One of the problems with adding friendly monsters, or for that matter talkative monsters, is that they generate a lot of additional message traffic. The Angband message UI is not great: messages are displayed at the top of the screen on one line, and you have to press a key to see the next message in the sequence. The alternative is to display auto_more, which means you don't see any messages at all. Auto_more is intended for use in conjunction with displaying the message history in one of the Angband term windows. The disadvantage with that is that you devote a lot of screen real estate to what may be one message, or one hundred. And if its one hundred, you'll only see the last 20 messages or however big the term window you use is.

The Angband variants haven't improved on this much. Sangband allows you to have a larger message line size, which is a slight improvement on both auto_more and the Angband default, but not significantly so. In general, no one seems to have come up with a good solution. Until now.

I've added an easy_more interface, which I'm going to try to make the default for the next release of Unangband. The easy more interface overwrites the whole display (actually preferring to use the top half of the screen for readability), including the playing field with game messages, as in this screen shot.

The big disadvantage with that is you may have important display information obscured by the messages, including e.g. the location of the player. But a quick press of the escape or return key, allows you to dismiss the messages and see what you're doing. And if there's more than a screenful of messages displayed in a round, you can use space bar to scroll through them all. Its important to note here that (except on Windows - see below for why) you'd never have to make more key presses than you would under the existing message implementation.

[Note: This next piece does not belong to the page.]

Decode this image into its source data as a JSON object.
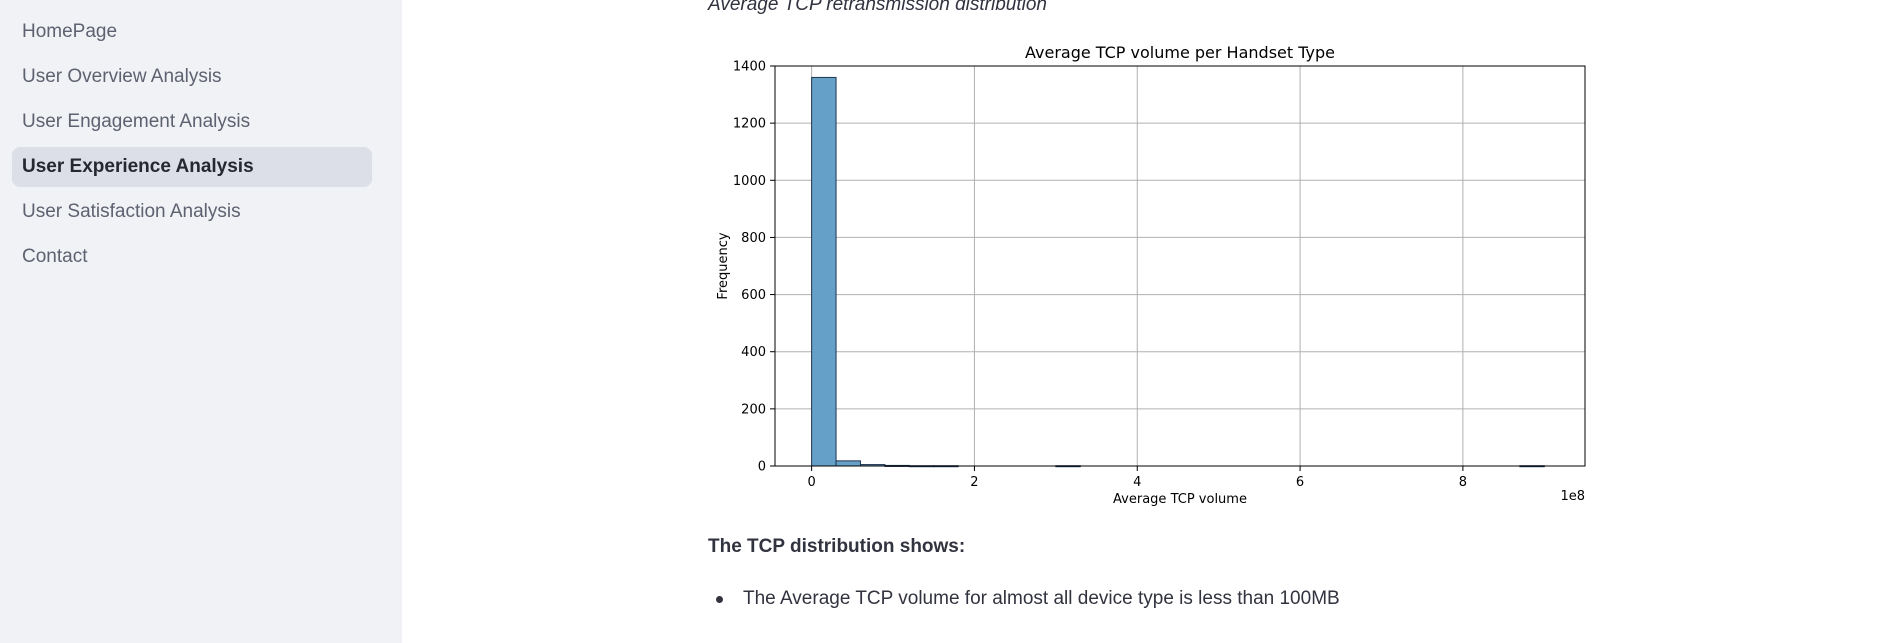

More importantly, I allow the player to continue without being interrupted at all. At the point you could press space or return, you can also enter an actual command. So if you don't see anything important happening, you can continue to do whatever you want. So easy_more acts like auto_more in that the messages don't (usually) interrupt your play.

So what do I end up doing with the top line of the screen, the one that used to show messages, now that easy_more overwrites the playing field with messages?

Well I have this great mouse implementation in windows, that allows you to move the mouse pointer over anything in the playing field, to see what it is. It's windows only at the moment, because I haven't been able to do platform specific code for any other platform (Linux, I'm looking at you), which is basically just polling the mouse pointer position, and sending a key event with mouse button set to zero, if the mouse moves over a different grid.

But that kills two birds with one stone. And I'm happy with that message...

(I'll be doing the 3rd AI article later today).